ATUALIZAÇÃO às 13h55, com nota da assessoria jurídica de Gigi Castilho
A deputada federal Dani Cunha (PL-RJ) publicou um desabafo público nas redes sociais anunciando o rompimento político com a vereadora carioca Gigi Castilho (também do PL).
No vídeo, gravado dentro de um veículo em movimento, a parlamentar — filha do ex-presidente da Câmara dos Deputados Eduardo Cunha — criticou duramente as atitudes da agora ex-aliada na Zona Oeste do Rio de Janeiro e classificou a postura da parlamentar municipal como uma “enorme traição”.
Nas redes sociais, Gigi já aparece fazendo campanha para o candidato Marcos Tavares, do PDT, e não para a antiga mentora política. Para estadual, ela pede votos para Leandro do Waguinho — candidato pelo Republicanos, e não pelo seu PL. Para senador, ela apoia Waguinho, também do Republicanos.
Dani Cunha ressaltou que foi a principal responsável por lançar Gigi Castilho na política do estado, e disse que esperava, com isso, beneficiar a região de Sepetiba com a eleição de uma representante feminina na Câmara dos Vereadores. Mas, segundo a deputada federal, a vereadora optou por priorizar interesses individuais em em oposição às diretrizes do grupo político que a conduziu ao cargo.
Quebra de valores e autonomia no mandato
Sem poupar críticas, Dani Cunha enfatizou que na política e na vida é preciso cultivar “lado, palavra e gratidão que não prescreve”, afirmando não enxergar mais nenhum desses três princípios nas atitudes de Gigi Castilho.

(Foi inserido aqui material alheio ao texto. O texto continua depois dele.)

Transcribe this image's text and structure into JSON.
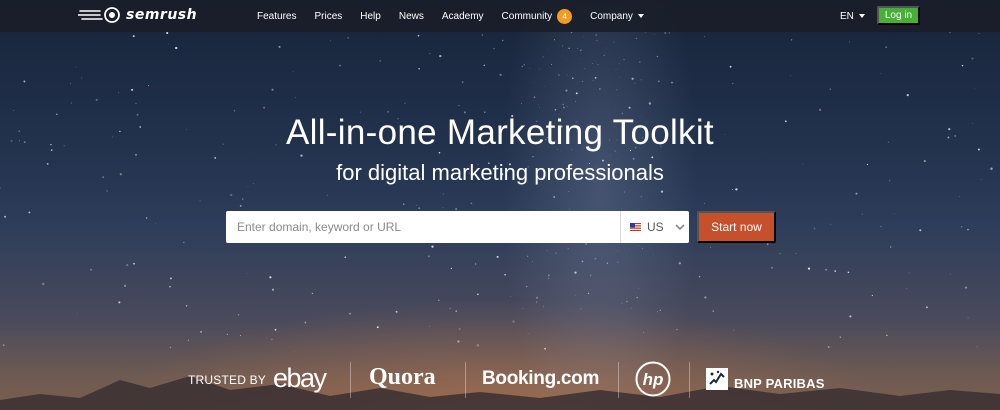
{
  "brand": {
    "logo_text": "semrush"
  },
  "nav": {
    "links": [
      {
        "label": "Features"
      },
      {
        "label": "Prices"
      },
      {
        "label": "Help"
      },
      {
        "label": "News"
      },
      {
        "label": "Academy"
      },
      {
        "label": "Community",
        "badge": "4"
      },
      {
        "label": "Company"
      }
    ],
    "language": "EN",
    "login_label": "Log in"
  },
  "hero": {
    "headline": "All-in-one Marketing Toolkit",
    "subheadline": "for digital marketing professionals",
    "search": {
      "placeholder": "Enter domain, keyword or URL",
      "value": "",
      "database": "US"
    },
    "cta_label": "Start now"
  },
  "trusted": {
    "label": "TRUSTED BY",
    "logos": [
      {
        "name": "ebay",
        "text": "ebay"
      },
      {
        "name": "quora",
        "text": "Quora"
      },
      {
        "name": "booking",
        "text": "Booking.com"
      },
      {
        "name": "hp",
        "text": "hp"
      },
      {
        "name": "bnp-paribas",
        "text": "BNP PARIBAS"
      }
    ]
  },
  "colors": {
    "login_green": "#45b035",
    "cta_orange": "#c6502b",
    "badge_orange": "#f39c23",
    "navbar_bg": "#191e28"
  }
}
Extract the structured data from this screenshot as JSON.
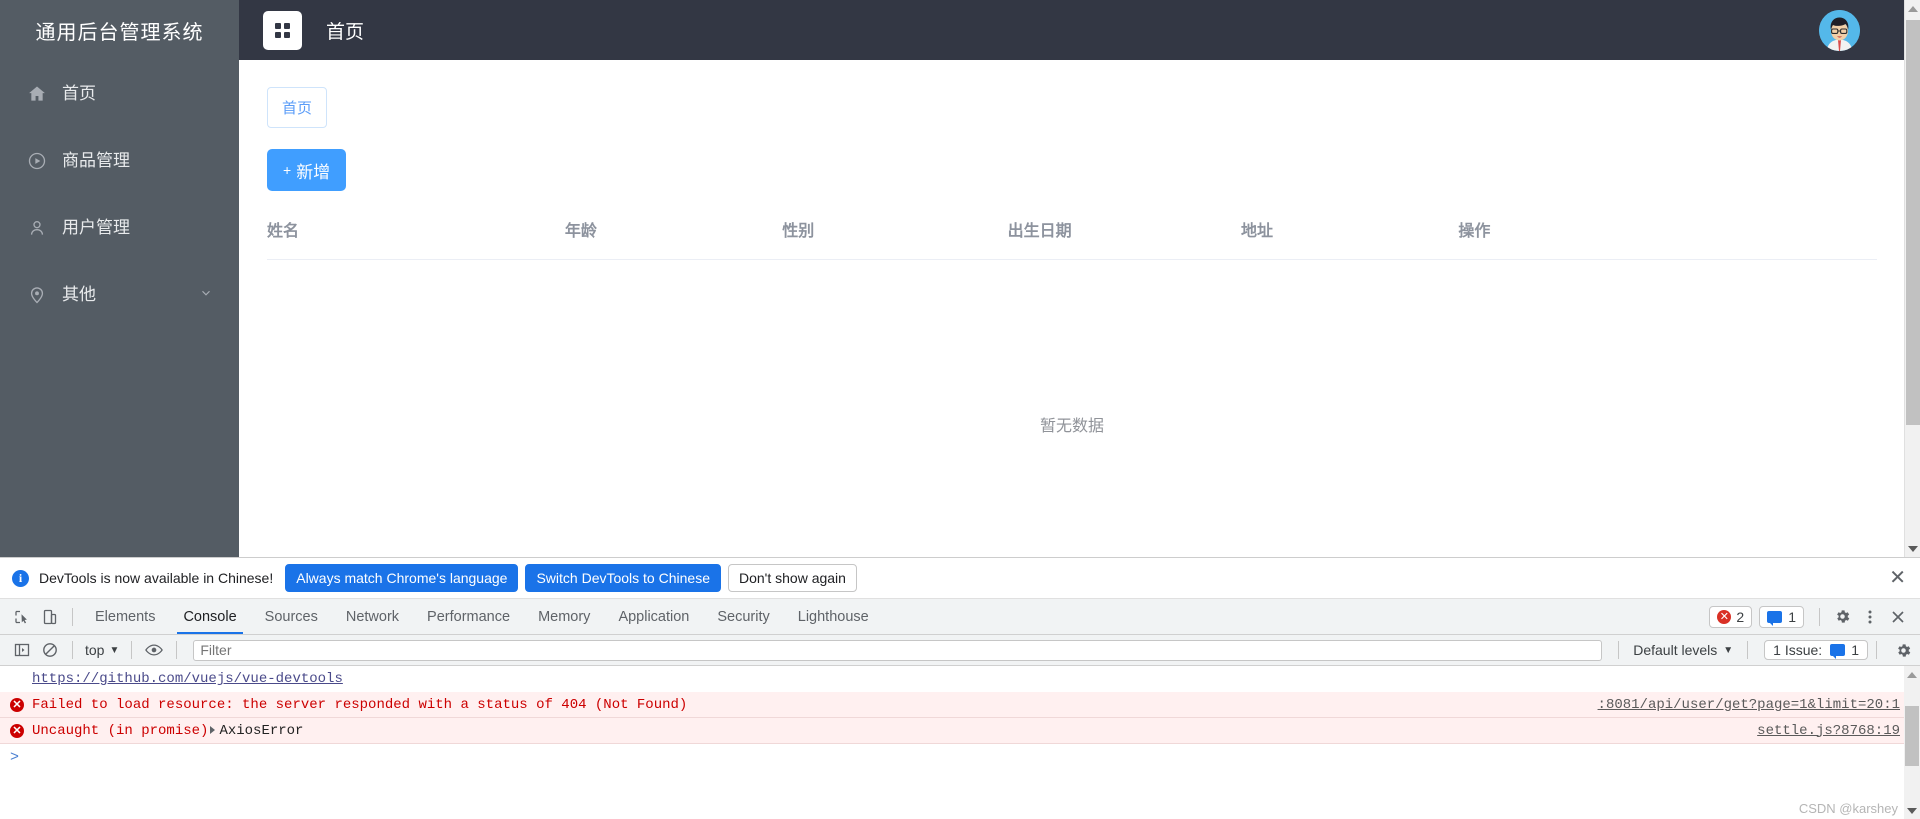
{
  "app": {
    "brand": "通用后台管理系统",
    "header_title": "首页",
    "grid_icon": "grid-icon",
    "avatar_alt": "user-avatar"
  },
  "sidebar": {
    "items": [
      {
        "label": "首页",
        "icon": "home-icon",
        "has_arrow": false
      },
      {
        "label": "商品管理",
        "icon": "play-circle-icon",
        "has_arrow": false
      },
      {
        "label": "用户管理",
        "icon": "user-icon",
        "has_arrow": false
      },
      {
        "label": "其他",
        "icon": "location-pin-icon",
        "has_arrow": true
      }
    ]
  },
  "main": {
    "breadcrumb": "首页",
    "add_button": "新增",
    "add_button_plus": "+",
    "table": {
      "headers": [
        "姓名",
        "年龄",
        "性别",
        "出生日期",
        "地址",
        "操作"
      ],
      "rows": [],
      "empty_text": "暂无数据"
    }
  },
  "devtools": {
    "infobar": {
      "icon": "info-icon",
      "message": "DevTools is now available in Chinese!",
      "buttons": [
        {
          "label": "Always match Chrome's language",
          "style": "primary"
        },
        {
          "label": "Switch DevTools to Chinese",
          "style": "primary"
        },
        {
          "label": "Don't show again",
          "style": "plain"
        }
      ],
      "close_icon": "close-icon"
    },
    "tabbar": {
      "inspect_icon": "inspect-element-icon",
      "device_icon": "device-toolbar-icon",
      "tabs": [
        {
          "label": "Elements",
          "active": false
        },
        {
          "label": "Console",
          "active": true
        },
        {
          "label": "Sources",
          "active": false
        },
        {
          "label": "Network",
          "active": false
        },
        {
          "label": "Performance",
          "active": false
        },
        {
          "label": "Memory",
          "active": false
        },
        {
          "label": "Application",
          "active": false
        },
        {
          "label": "Security",
          "active": false
        },
        {
          "label": "Lighthouse",
          "active": false
        }
      ],
      "error_count": "2",
      "warning_count": "1",
      "settings_icon": "gear-icon",
      "more_icon": "more-vertical-icon",
      "close_icon": "close-icon"
    },
    "console_toolbar": {
      "sidebar_icon": "console-sidebar-icon",
      "clear_icon": "clear-console-icon",
      "context": "top",
      "eye_icon": "live-expression-icon",
      "filter_placeholder": "Filter",
      "filter_value": "",
      "levels": "Default levels",
      "issues_label": "1 Issue:",
      "issues_count": "1",
      "gear_icon": "console-settings-icon"
    },
    "console_messages": [
      {
        "type": "link-only",
        "text": "https://github.com/vuejs/vue-devtools",
        "source": ""
      },
      {
        "type": "error",
        "icon": "error-icon",
        "text": "Failed to load resource: the server responded with a status of 404 (Not Found)",
        "source": ":8081/api/user/get?page=1&limit=20:1"
      },
      {
        "type": "error",
        "icon": "error-icon",
        "text": "Uncaught (in promise)",
        "expandable": "AxiosError",
        "source": "settle.js?8768:19"
      }
    ],
    "prompt_glyph": ">"
  },
  "watermark": "CSDN @karshey",
  "colors": {
    "sidebar_bg": "#545c64",
    "header_bg": "#333744",
    "primary_blue": "#409eff",
    "devtools_blue": "#1a73e8",
    "error_red": "#cc0000"
  }
}
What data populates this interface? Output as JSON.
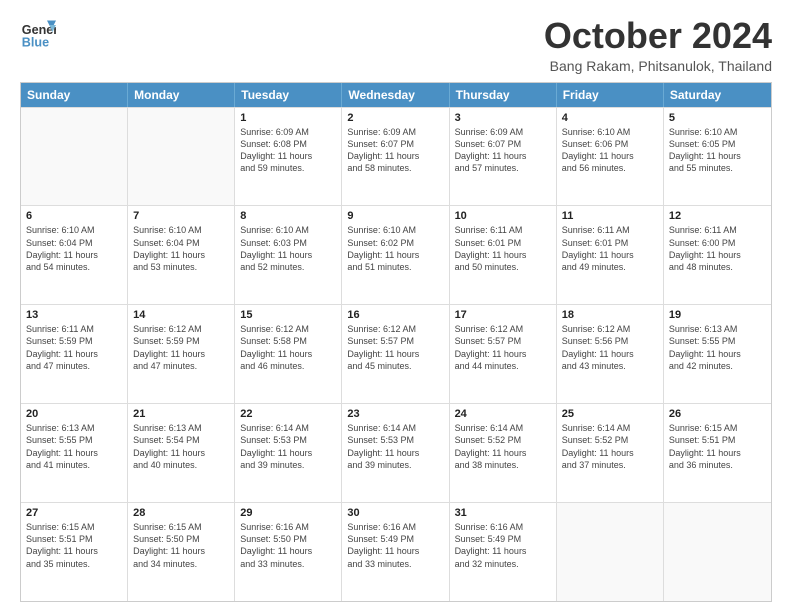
{
  "header": {
    "logo_line1": "General",
    "logo_line2": "Blue",
    "month_title": "October 2024",
    "location": "Bang Rakam, Phitsanulok, Thailand"
  },
  "weekdays": [
    "Sunday",
    "Monday",
    "Tuesday",
    "Wednesday",
    "Thursday",
    "Friday",
    "Saturday"
  ],
  "weeks": [
    [
      {
        "day": "",
        "empty": true
      },
      {
        "day": "",
        "empty": true
      },
      {
        "day": "1",
        "sunrise": "6:09 AM",
        "sunset": "6:08 PM",
        "daylight": "11 hours and 59 minutes."
      },
      {
        "day": "2",
        "sunrise": "6:09 AM",
        "sunset": "6:07 PM",
        "daylight": "11 hours and 58 minutes."
      },
      {
        "day": "3",
        "sunrise": "6:09 AM",
        "sunset": "6:07 PM",
        "daylight": "11 hours and 57 minutes."
      },
      {
        "day": "4",
        "sunrise": "6:10 AM",
        "sunset": "6:06 PM",
        "daylight": "11 hours and 56 minutes."
      },
      {
        "day": "5",
        "sunrise": "6:10 AM",
        "sunset": "6:05 PM",
        "daylight": "11 hours and 55 minutes."
      }
    ],
    [
      {
        "day": "6",
        "sunrise": "6:10 AM",
        "sunset": "6:04 PM",
        "daylight": "11 hours and 54 minutes."
      },
      {
        "day": "7",
        "sunrise": "6:10 AM",
        "sunset": "6:04 PM",
        "daylight": "11 hours and 53 minutes."
      },
      {
        "day": "8",
        "sunrise": "6:10 AM",
        "sunset": "6:03 PM",
        "daylight": "11 hours and 52 minutes."
      },
      {
        "day": "9",
        "sunrise": "6:10 AM",
        "sunset": "6:02 PM",
        "daylight": "11 hours and 51 minutes."
      },
      {
        "day": "10",
        "sunrise": "6:11 AM",
        "sunset": "6:01 PM",
        "daylight": "11 hours and 50 minutes."
      },
      {
        "day": "11",
        "sunrise": "6:11 AM",
        "sunset": "6:01 PM",
        "daylight": "11 hours and 49 minutes."
      },
      {
        "day": "12",
        "sunrise": "6:11 AM",
        "sunset": "6:00 PM",
        "daylight": "11 hours and 48 minutes."
      }
    ],
    [
      {
        "day": "13",
        "sunrise": "6:11 AM",
        "sunset": "5:59 PM",
        "daylight": "11 hours and 47 minutes."
      },
      {
        "day": "14",
        "sunrise": "6:12 AM",
        "sunset": "5:59 PM",
        "daylight": "11 hours and 47 minutes."
      },
      {
        "day": "15",
        "sunrise": "6:12 AM",
        "sunset": "5:58 PM",
        "daylight": "11 hours and 46 minutes."
      },
      {
        "day": "16",
        "sunrise": "6:12 AM",
        "sunset": "5:57 PM",
        "daylight": "11 hours and 45 minutes."
      },
      {
        "day": "17",
        "sunrise": "6:12 AM",
        "sunset": "5:57 PM",
        "daylight": "11 hours and 44 minutes."
      },
      {
        "day": "18",
        "sunrise": "6:12 AM",
        "sunset": "5:56 PM",
        "daylight": "11 hours and 43 minutes."
      },
      {
        "day": "19",
        "sunrise": "6:13 AM",
        "sunset": "5:55 PM",
        "daylight": "11 hours and 42 minutes."
      }
    ],
    [
      {
        "day": "20",
        "sunrise": "6:13 AM",
        "sunset": "5:55 PM",
        "daylight": "11 hours and 41 minutes."
      },
      {
        "day": "21",
        "sunrise": "6:13 AM",
        "sunset": "5:54 PM",
        "daylight": "11 hours and 40 minutes."
      },
      {
        "day": "22",
        "sunrise": "6:14 AM",
        "sunset": "5:53 PM",
        "daylight": "11 hours and 39 minutes."
      },
      {
        "day": "23",
        "sunrise": "6:14 AM",
        "sunset": "5:53 PM",
        "daylight": "11 hours and 39 minutes."
      },
      {
        "day": "24",
        "sunrise": "6:14 AM",
        "sunset": "5:52 PM",
        "daylight": "11 hours and 38 minutes."
      },
      {
        "day": "25",
        "sunrise": "6:14 AM",
        "sunset": "5:52 PM",
        "daylight": "11 hours and 37 minutes."
      },
      {
        "day": "26",
        "sunrise": "6:15 AM",
        "sunset": "5:51 PM",
        "daylight": "11 hours and 36 minutes."
      }
    ],
    [
      {
        "day": "27",
        "sunrise": "6:15 AM",
        "sunset": "5:51 PM",
        "daylight": "11 hours and 35 minutes."
      },
      {
        "day": "28",
        "sunrise": "6:15 AM",
        "sunset": "5:50 PM",
        "daylight": "11 hours and 34 minutes."
      },
      {
        "day": "29",
        "sunrise": "6:16 AM",
        "sunset": "5:50 PM",
        "daylight": "11 hours and 33 minutes."
      },
      {
        "day": "30",
        "sunrise": "6:16 AM",
        "sunset": "5:49 PM",
        "daylight": "11 hours and 33 minutes."
      },
      {
        "day": "31",
        "sunrise": "6:16 AM",
        "sunset": "5:49 PM",
        "daylight": "11 hours and 32 minutes."
      },
      {
        "day": "",
        "empty": true
      },
      {
        "day": "",
        "empty": true
      }
    ]
  ],
  "labels": {
    "sunrise": "Sunrise:",
    "sunset": "Sunset:",
    "daylight": "Daylight:"
  }
}
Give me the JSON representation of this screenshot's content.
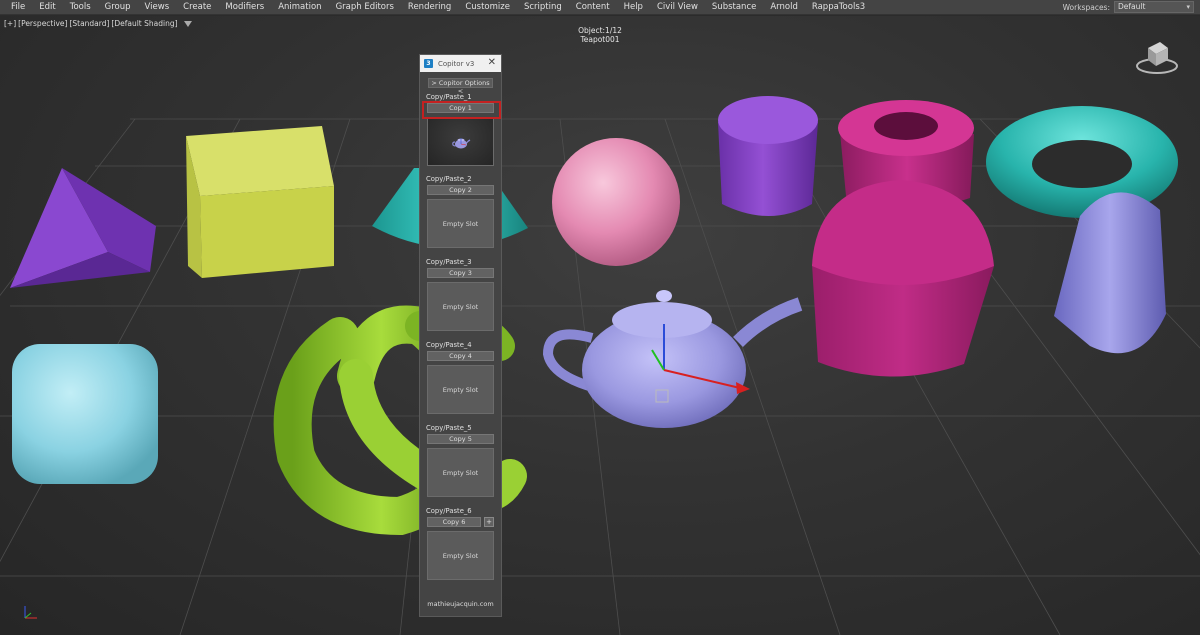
{
  "menubar": {
    "items": [
      "File",
      "Edit",
      "Tools",
      "Group",
      "Views",
      "Create",
      "Modifiers",
      "Animation",
      "Graph Editors",
      "Rendering",
      "Customize",
      "Scripting",
      "Content",
      "Help",
      "Civil View",
      "Substance",
      "Arnold",
      "RappaTools3"
    ],
    "workspaces_label": "Workspaces:",
    "workspace_value": "Default"
  },
  "viewport": {
    "label_plus": "[+]",
    "label_view": "[Perspective]",
    "label_mode": "[Standard]",
    "label_shading": "[Default Shading]",
    "object_count": "Object:1/12",
    "object_name": "Teapot001"
  },
  "copitor": {
    "title": "Copitor v3",
    "options_label": "> Copitor Options <",
    "slots": [
      {
        "label": "Copy/Paste_1",
        "button": "Copy 1",
        "thumb": ""
      },
      {
        "label": "Copy/Paste_2",
        "button": "Copy 2",
        "thumb": "Empty Slot"
      },
      {
        "label": "Copy/Paste_3",
        "button": "Copy 3",
        "thumb": "Empty Slot"
      },
      {
        "label": "Copy/Paste_4",
        "button": "Copy 4",
        "thumb": "Empty Slot"
      },
      {
        "label": "Copy/Paste_5",
        "button": "Copy 5",
        "thumb": "Empty Slot"
      },
      {
        "label": "Copy/Paste_6",
        "button": "Copy 6",
        "thumb": "Empty Slot"
      }
    ],
    "plus_label": "+",
    "footer": "mathieujacquin.com"
  },
  "colors": {
    "highlight": "#c42121",
    "purple": "#8a48c8",
    "yellow_green": "#c8d24a",
    "teal": "#27b8b0",
    "pink": "#e890b8",
    "magenta": "#b0287a",
    "lavender": "#9a98e0",
    "light_cyan": "#8fd6e4",
    "green": "#8ac22a"
  },
  "icons": {
    "app": "3ds-max-icon",
    "close": "close-icon",
    "filter": "filter-icon",
    "viewcube": "viewcube-icon"
  }
}
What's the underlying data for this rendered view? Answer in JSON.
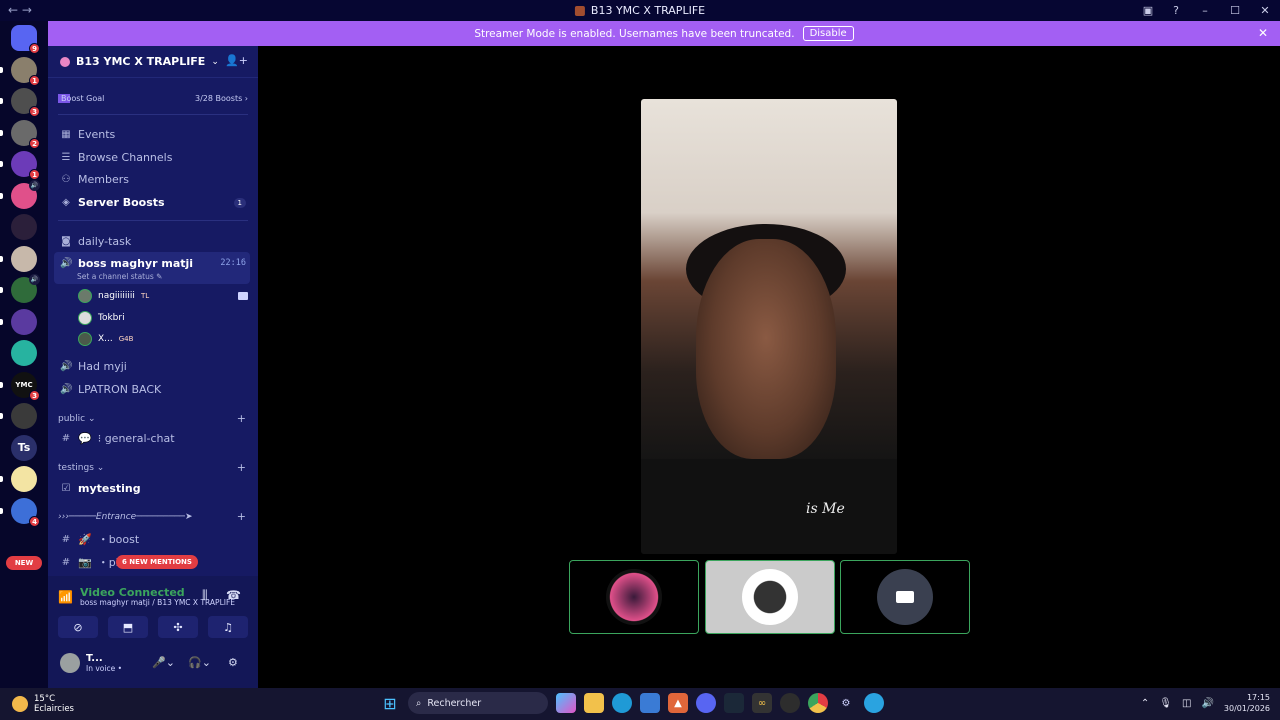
{
  "window": {
    "title": "B13 YMC X TRAPLIFE",
    "nav": "← →"
  },
  "banner": {
    "text": "Streamer Mode is enabled. Usernames have been truncated.",
    "button": "Disable"
  },
  "servers": [
    {
      "label": "",
      "badge": "9",
      "color": "#5865f2"
    },
    {
      "label": "",
      "badge": "1",
      "color": "#8a7f6c"
    },
    {
      "label": "",
      "badge": "3",
      "color": "#4e4e4e"
    },
    {
      "label": "",
      "badge": "2",
      "color": "#6a6a6a"
    },
    {
      "label": "",
      "badge": "1",
      "color": "#6c3bb8"
    },
    {
      "label": "",
      "badge": "",
      "color": "#e0508a"
    },
    {
      "label": "",
      "badge": "",
      "color": "#2b1f3a"
    },
    {
      "label": "",
      "badge": "",
      "color": "#c7b8aa"
    },
    {
      "label": "",
      "badge": "",
      "color": "#2f6b3a"
    },
    {
      "label": "",
      "badge": "",
      "color": "#5a3aa0"
    },
    {
      "label": "",
      "badge": "",
      "color": "#27b3a0"
    },
    {
      "label": "YMC",
      "badge": "3",
      "color": "#111111"
    },
    {
      "label": "",
      "badge": "",
      "color": "#3a3a3a"
    },
    {
      "label": "Ts",
      "badge": "",
      "color": "#2a2f6a"
    },
    {
      "label": "",
      "badge": "",
      "color": "#f3e4a3"
    },
    {
      "label": "",
      "badge": "4",
      "color": "#3d6fd8"
    }
  ],
  "new_pill": "NEW",
  "server": {
    "name": "B13 YMC X TRAPLIFE"
  },
  "boost": {
    "label": "Boost Goal",
    "progress": "3/28 Boosts"
  },
  "menu": [
    {
      "label": "Events",
      "icon": "calendar-icon"
    },
    {
      "label": "Browse Channels",
      "icon": "browse-icon"
    },
    {
      "label": "Members",
      "icon": "members-icon"
    },
    {
      "label": "Server Boosts",
      "icon": "boost-icon",
      "count": "1"
    }
  ],
  "channels": {
    "daily": "daily-task",
    "voice_active": {
      "name": "boss maghyr matji",
      "time": "22:16",
      "status": "Set a channel status"
    },
    "users": [
      {
        "name": "nagiiiiiiii",
        "tag": "TL"
      },
      {
        "name": "Tokbri",
        "tag": ""
      },
      {
        "name": "X...",
        "tag": "G4B"
      }
    ],
    "voice_other": [
      "Had myji",
      "LPATRON BACK"
    ],
    "cat_public": "public",
    "general": "⁝ general-chat",
    "cat_testings": "testings",
    "mytesting": "mytesting",
    "cat_entrance": "›››─────Entrance─────────➤",
    "boost_ch": "・boost",
    "pic_ch": "・pic",
    "mentions": "6 NEW MENTIONS"
  },
  "voice_panel": {
    "status": "Video Connected",
    "sub": "boss maghyr matji / B13 YMC X TRAPLIFE"
  },
  "me": {
    "name": "T...",
    "status": "In voice •"
  },
  "taskbar": {
    "temp": "15°C",
    "weather": "Eclaircies",
    "search": "Rechercher",
    "time": "17:15",
    "date": "30/01/2026"
  }
}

“Ela optou por seguir o curso do seu mandato por conta própria, com seus objetivos, e não olhar o objetivo de um grupo. Ou seja, houve uma enorme traição. Mas não tem problema, nós seguimos com o nosso trabalho”, declarou a deputada.
Além do que está no vídeo, Dani ainda disse ter sido surpreendida com as investigações relacionadas aos desvios em creches conveniadas à Prefeitura do Rio e lembrou que ajudou a ex-amiga, pagando a faculdade do filho de Gigi em um momento de turbulência.
“Ao fazer levantamento (sobre o caso das creches) me deparei com a gravidade da situação e isso também me levou ao rompimento”, disse.
A parlamentar fez questão de listar realizações que atribui ao seu próprio mandato na região de Sepetiba e Zona Oeste, para reforçar que sua atuação na área independe da ex-aliada.
Reconhecimento de falhas e aceno aos eleitores
No desabafo, Dani Cunha admitiu que o grupo cometeu erros no processo eleitoral passado ao escolher apoiar a candidatura de Gigi, mas garantiu aos moradores locais que continuará atuando firmemente na região.
Ao finalizar o pronunciamento, a deputada deixou a ex-aliada “com o ônus de suas decisões” e projetou novos caminhos para seu grupo político, prometendo “muita novidade” em breve para a população da Zona Oeste carioca.
O que diz Gigi Castilho
A assessoria jurídica da vereadora enviou uma nota. Segue o texto:
“Minha história é de luta e superação. Nasci em Campos, vim para o Rio aos 8 anos, morei nas ruas do Rio de Janeiro e conheci de perto as dificuldades da vida, construí minha família e me formei pedagoga. Hoje, sigo trabalhando pela Zona Oeste, especialmente por Sepetiba e Nova Sepetiba, levando esporte, oportunidades e projetos que transformam vidas.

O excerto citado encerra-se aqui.